Take a look at the CEO, publisher and executive editor positions at the New York Times. It’s all in the family. And one of the biggest jokes on Wall Street, their stock is like the Democrat’s super delegates, the Sulzberger family has voting rights while all the other stockholders do not. That assures that Pinch Sulzberger stays highly paid as CEO and publisher of the crumbling empire. Pinchy gets to travel to Devos, Switzerland to discuss economic issues on the non-voting stock holders’ dime. (Devos is one of the most expensive resorts in the world).

Why isn’t the NYT practicing affirmative action? Appoint Jessie Jackson or Al Sharpton as publisher or at least on the board of directors.  Practice what you preach, affirmative action where it counts.

“We are delighted that these two exceptional individuals have agreed to be nominees for election by our shareholders,” the company’s chairman, Arthur Sulzberger Jr., said in a press release sday announcing the news. “The skills, expertise and leadership qualities of these two nominees will greatly benefit our Company during this time of tremendous change in the media world.”
One new director,  Dawn Lepore, served as a director of Wal-Mart from 2001 to 2004. While Ms. Lepore was serving as a Wal-Mart director, along side Hillary Clinton, the Times was denouncing Wal-Mart for a series of supposed sins.  The other  director is from “Big Oil.” Google it if you don’t believe me.

 The Washington Post created a media group and a high paying job for family member Katharine Weymouth, part of the Graham family. Weymouth is the niece of CEO Donald Graham.

A new generation of the Graham family  is taking a lead role. Katharine Weymouth, niece of chairman and CEO Donald Graham, has been appointed CEO of Washington Post Media, a new unit that includes the paper and Washingtonpost.Newsweek Interactive. This should bring the business sides closer together, perhaps even integrating them, but the newsrooms will remain distinct.

She also becomes the fifth member of the Graham family to serve as publisher, returning the family to that post as she succeeds Boisfeuillet Jones, Jr.; he is now vice chairman of the company and chairman of the Washington Post (NYSE: WPO).

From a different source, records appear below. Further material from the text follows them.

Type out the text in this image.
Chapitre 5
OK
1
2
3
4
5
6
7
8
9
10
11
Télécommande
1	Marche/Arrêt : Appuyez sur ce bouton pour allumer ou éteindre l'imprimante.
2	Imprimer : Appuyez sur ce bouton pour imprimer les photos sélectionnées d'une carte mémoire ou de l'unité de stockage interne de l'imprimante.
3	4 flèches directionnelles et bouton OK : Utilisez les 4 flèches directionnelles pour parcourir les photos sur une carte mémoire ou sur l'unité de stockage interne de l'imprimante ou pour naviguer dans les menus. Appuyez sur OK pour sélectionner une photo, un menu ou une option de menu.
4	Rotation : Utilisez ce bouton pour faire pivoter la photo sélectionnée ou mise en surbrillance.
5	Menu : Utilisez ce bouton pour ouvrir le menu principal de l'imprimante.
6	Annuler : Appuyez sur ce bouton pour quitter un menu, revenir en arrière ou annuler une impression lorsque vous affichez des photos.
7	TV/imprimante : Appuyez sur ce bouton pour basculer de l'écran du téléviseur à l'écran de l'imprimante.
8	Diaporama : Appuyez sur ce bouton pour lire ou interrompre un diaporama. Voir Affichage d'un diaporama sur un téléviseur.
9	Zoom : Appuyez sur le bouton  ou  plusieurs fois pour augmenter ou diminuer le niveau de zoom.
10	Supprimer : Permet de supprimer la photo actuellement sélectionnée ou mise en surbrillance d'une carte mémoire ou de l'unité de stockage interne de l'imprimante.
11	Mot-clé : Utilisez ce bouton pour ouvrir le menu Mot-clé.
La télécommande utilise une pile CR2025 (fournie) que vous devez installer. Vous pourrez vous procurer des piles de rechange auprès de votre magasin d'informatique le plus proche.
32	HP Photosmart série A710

The Washington Post is actually getting some heat for its elite liberal act.

Washington Post Metro reporter Robert Pierre  said it’s “unconscionable” that the paper would devote a year and 12 chapters to the murder of a white woman — Chandra Levy — when around 200 people per year are murdered in DC — most of them black males. “I personally hope that people march on the paper and throw the papers back,” he says. “It is absolutely absurd and dare I say, racist, at its core.”